Kulit kayu yang halus kadang-kadang serpihan adalah karakteristik dari ini pohon.
Daunnya sedikit aromatik bila hancur. Bunga putih muncul menjelang akhir cabang
kecil, baik tunggal atau kecil gugus. Setiap bunga memiliki banyak warna putih
benang sari seperti jarum, yang mengakomodasi warna krem kepala sari. Buah jambu
biji, biasanya berukuran 4 sampai 12 sentimeter (1,6 sampai 4,7 inci panjang, bulat atau
oval tergantung pada jenis. Kulit luar mungkin kasar, seringkali dengan rasa pahit,
atau lembut dan manis. Bervariasi antara spesies, kulit bisa ketebalan apapun, biasanya
hijau sebelum matang, tetapi menjadi kuning, merah marun, atau hijau saat matang.
(Kumari et al., 2014)
Buah jambu biji umumnya memiliki lafal dan wewangian khas. Daging buah jambu
biji mungkin manis atau asam, mencicipi sesuatu antara pir dan stroberi, putih pudar
(jambu biji "putih") sampai dalam merah jambu (jambu biji "merah"), dengan biji di
tengah jumlah pulp dan kekerasan bervariasi, tergantung pada spesies. Buahnya
berdaging, manis dan mengeluarkan sedikit bau tapi menyenangkan. Buah
mengandung serat, protein, karbohidrat, kalsium, fosfor, zat besi, vitamin A, vitamin
B3, B4, dll. Pohon dewasa dari sebagian besar spesies cukup dingin- kuat dan dapat
bertahan pada suhu sedikit lebih dingin dari 25 ° F (−4 ° C) untuk waktu yang singkat
waktu, tetapi tanaman yang lebih muda kemungkinan besar akan membeku tanah.
Jambu biji juga menarik untuk di rumah petani di daerah beriklim sedang. Saat tumbuh
dari biji, jambu biji bisa berbuah dalam waktu dua tahun, atau selama delapan tahun.
(Kumari et al., 2014)
Daun dan kulit pohon jambu biji memiliki panjang sejarah penggunaan obat. Di India,
rebusan dari daun dan kulit batang jambu biji digunakan untuk menyembuhkan diare,
disentri, muntah dan sakit tenggorokan, dan untuk mengatur siklus menstruasi.

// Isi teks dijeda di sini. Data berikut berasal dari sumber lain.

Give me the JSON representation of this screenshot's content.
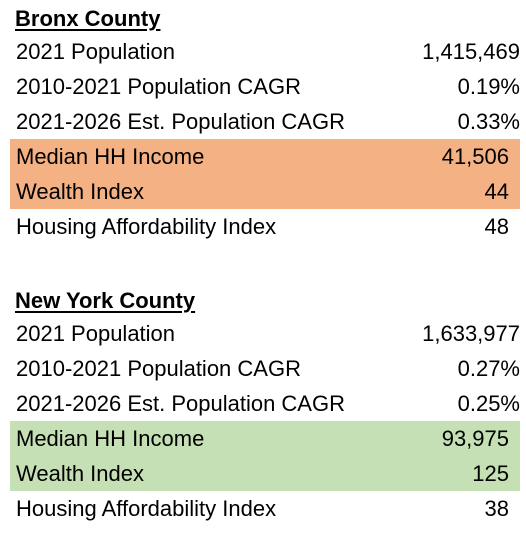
{
  "colors": {
    "highlight_orange": "#F4B183",
    "highlight_green": "#C5E0B4"
  },
  "bronx": {
    "title": "Bronx County",
    "rows": [
      {
        "label": "2021 Population",
        "value": "1,415,469"
      },
      {
        "label": "2010-2021 Population CAGR",
        "value": "0.19%"
      },
      {
        "label": "2021-2026 Est. Population CAGR",
        "value": "0.33%"
      },
      {
        "label": "Median HH Income",
        "value": "41,506"
      },
      {
        "label": "Wealth Index",
        "value": "44"
      },
      {
        "label": "Housing Affordability Index",
        "value": "48"
      }
    ]
  },
  "new_york": {
    "title": "New York County",
    "rows": [
      {
        "label": "2021 Population",
        "value": "1,633,977"
      },
      {
        "label": "2010-2021 Population CAGR",
        "value": "0.27%"
      },
      {
        "label": "2021-2026 Est. Population CAGR",
        "value": "0.25%"
      },
      {
        "label": "Median HH Income",
        "value": "93,975"
      },
      {
        "label": "Wealth Index",
        "value": "125"
      },
      {
        "label": "Housing Affordability Index",
        "value": "38"
      }
    ]
  }
}
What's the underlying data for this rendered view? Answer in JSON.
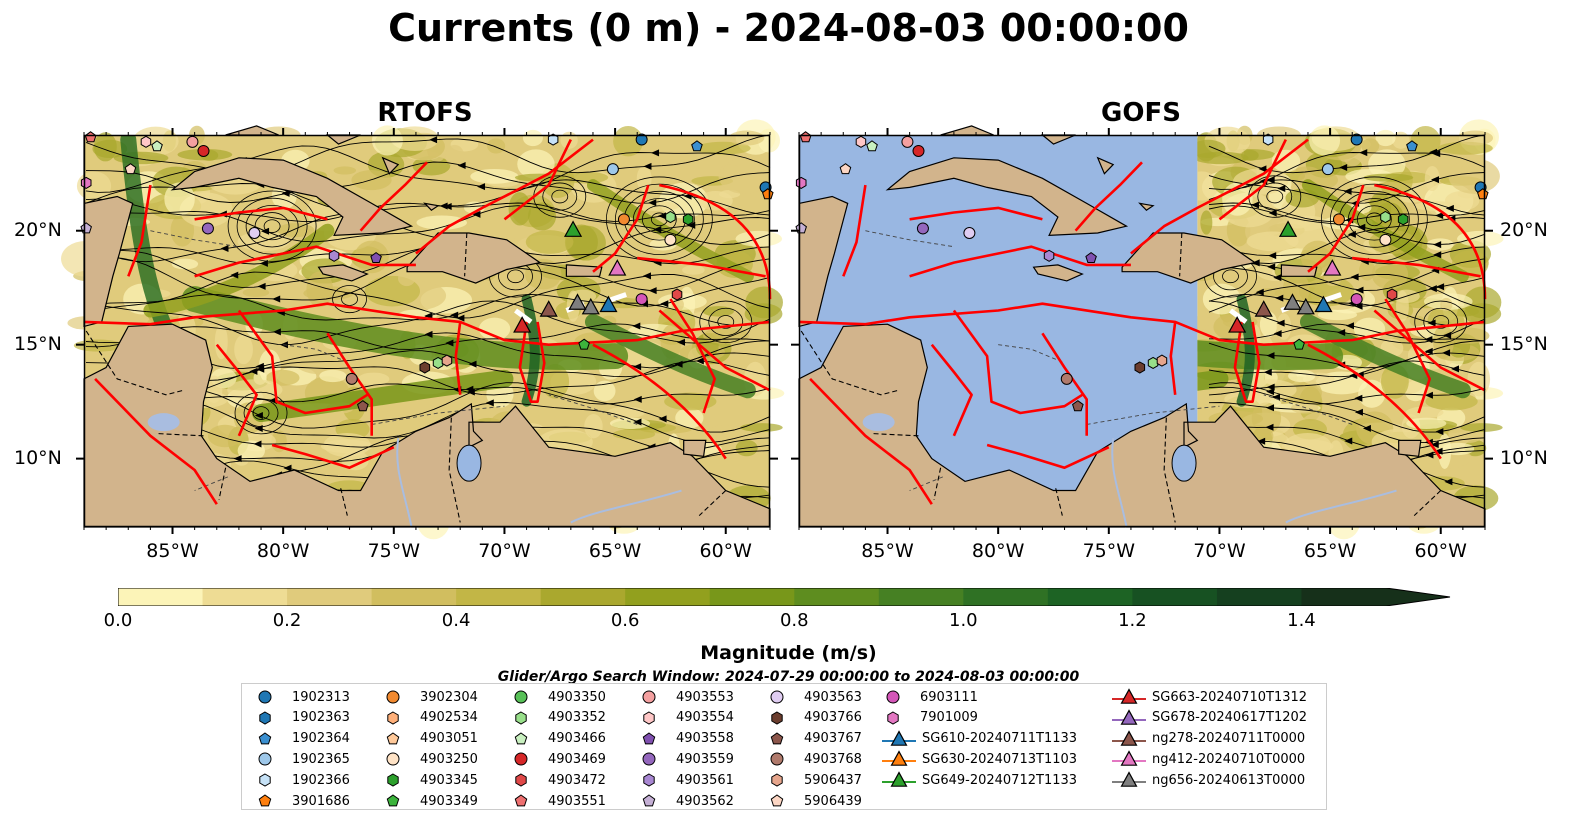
{
  "title": "Currents (0 m) - 2024-08-03 00:00:00",
  "panels": [
    {
      "title": "RTOFS"
    },
    {
      "title": "GOFS"
    }
  ],
  "axes": {
    "lat_labels": [
      "20°N",
      "15°N",
      "10°N"
    ],
    "lon_labels": [
      "85°W",
      "80°W",
      "75°W",
      "70°W",
      "65°W",
      "60°W"
    ]
  },
  "colorbar": {
    "label": "Magnitude (m/s)",
    "ticks": [
      "0.0",
      "0.2",
      "0.4",
      "0.6",
      "0.8",
      "1.0",
      "1.2",
      "1.4"
    ],
    "range": [
      0.0,
      1.5
    ],
    "extend": "max",
    "colors": [
      "#fcf4b8",
      "#eedc94",
      "#e0cb7c",
      "#d1be5f",
      "#c2b646",
      "#aaa82e",
      "#92a01e",
      "#78971a",
      "#5e8d1f",
      "#468023",
      "#2f7124",
      "#1d6324",
      "#175122",
      "#15401f",
      "#16301a"
    ]
  },
  "search_window": "Glider/Argo Search Window: 2024-07-29 00:00:00 to 2024-08-03 00:00:00",
  "legend": {
    "columns": [
      [
        {
          "label": "1902313",
          "marker": "circle",
          "color": "#1f77b4"
        },
        {
          "label": "1902363",
          "marker": "hexagon",
          "color": "#1f77b4"
        },
        {
          "label": "1902364",
          "marker": "pentagon",
          "color": "#3a8fd0"
        },
        {
          "label": "1902365",
          "marker": "circle",
          "color": "#9ec8ea"
        },
        {
          "label": "1902366",
          "marker": "hexagon",
          "color": "#c6e2f7"
        },
        {
          "label": "3901686",
          "marker": "pentagon",
          "color": "#ff7f0e"
        }
      ],
      [
        {
          "label": "3902304",
          "marker": "circle",
          "color": "#f28a30"
        },
        {
          "label": "4902534",
          "marker": "hexagon",
          "color": "#ffb07a"
        },
        {
          "label": "4903051",
          "marker": "pentagon",
          "color": "#ffc99a"
        },
        {
          "label": "4903250",
          "marker": "circle",
          "color": "#ffe3c6"
        },
        {
          "label": "4903345",
          "marker": "hexagon",
          "color": "#2ca02c"
        },
        {
          "label": "4903349",
          "marker": "pentagon",
          "color": "#3cb43c"
        }
      ],
      [
        {
          "label": "4903350",
          "marker": "circle",
          "color": "#57c057"
        },
        {
          "label": "4903352",
          "marker": "hexagon",
          "color": "#98df8a"
        },
        {
          "label": "4903466",
          "marker": "pentagon",
          "color": "#c9f0c0"
        },
        {
          "label": "4903469",
          "marker": "circle",
          "color": "#d62728"
        },
        {
          "label": "4903472",
          "marker": "hexagon",
          "color": "#e04848"
        },
        {
          "label": "4903551",
          "marker": "pentagon",
          "color": "#ee7070"
        }
      ],
      [
        {
          "label": "4903553",
          "marker": "circle",
          "color": "#f4a0a0"
        },
        {
          "label": "4903554",
          "marker": "hexagon",
          "color": "#ffc7c7"
        },
        {
          "label": "4903558",
          "marker": "pentagon",
          "color": "#8050b0"
        },
        {
          "label": "4903559",
          "marker": "circle",
          "color": "#9467bd"
        },
        {
          "label": "4903561",
          "marker": "hexagon",
          "color": "#a887d2"
        },
        {
          "label": "4903562",
          "marker": "pentagon",
          "color": "#c5b0d5"
        }
      ],
      [
        {
          "label": "4903563",
          "marker": "circle",
          "color": "#e0cdf2"
        },
        {
          "label": "4903766",
          "marker": "hexagon",
          "color": "#6b3d2e"
        },
        {
          "label": "4903767",
          "marker": "pentagon",
          "color": "#8c564b"
        },
        {
          "label": "4903768",
          "marker": "circle",
          "color": "#b07a6c"
        },
        {
          "label": "5906437",
          "marker": "hexagon",
          "color": "#e6a58c"
        },
        {
          "label": "5906439",
          "marker": "pentagon",
          "color": "#fcd6c4"
        }
      ],
      [
        {
          "label": "6903111",
          "marker": "circle",
          "color": "#d456b8"
        },
        {
          "label": "7901009",
          "marker": "hexagon",
          "color": "#e377c2"
        },
        {
          "label": "SG610-20240711T1133",
          "marker": "triangle",
          "color": "#1f77b4"
        },
        {
          "label": "SG630-20240713T1103",
          "marker": "triangle",
          "color": "#ff7f0e"
        },
        {
          "label": "SG649-20240712T1133",
          "marker": "triangle",
          "color": "#2ca02c"
        }
      ],
      [
        {
          "label": "SG663-20240710T1312",
          "marker": "triangle",
          "color": "#d62728"
        },
        {
          "label": "SG678-20240617T1202",
          "marker": "triangle",
          "color": "#9467bd"
        },
        {
          "label": "ng278-20240711T0000",
          "marker": "triangle",
          "color": "#8c564b"
        },
        {
          "label": "ng412-20240710T0000",
          "marker": "triangle",
          "color": "#e377c2"
        },
        {
          "label": "ng656-20240613T0000",
          "marker": "triangle",
          "color": "#7f7f7f"
        }
      ]
    ]
  },
  "map_colors": {
    "land": "#d2b48c",
    "ocean_missing": "#99b7e2",
    "eez_boundary": "#ff0000",
    "streamline": "#000000",
    "river": "#a9bde0"
  }
}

Suku-
suku Amazon gunakan rebusan daun untuk sariawan, gusi berdarah, sebagai douche
untuk keputihan dan untuk mengencangkan dan mengencangkan dinding vagina
setelah persalinan. Jambu biji dibudidayakan di seluruh tropis. Secara komersial, buah
dikonsumsi mentah atau bekas dalam membuat selai, jeli, pasta dan jus. Daun jambu
biji sedang pejabat di Farmakope Belanda. Jambu biji bebas dari lemak dan kolesterol.
Mereka juga merupakan sumber serat yang sangat baik, kalium dan vitamin A.(Kamath
et al., 2008)
2.4 kandungan kimia
Jambu biji kaya akan tanin, fenol, triterpen, fl avonoid, minyak esensial, saponin,
karotenoid, lektin, vitamin, serat dan asam lemak. Buah jambu biji lebih tinggi vitamin
C. dari buah jeruk (80 mg vitamin C dalam 100g buah) dan mengandung Vitamin A
dalam jumlah yang cukup besar juga (Tabel 1). Buah jambu biji juga merupakan
sumber pektin yang baik (Suntt ornusk L, 2005).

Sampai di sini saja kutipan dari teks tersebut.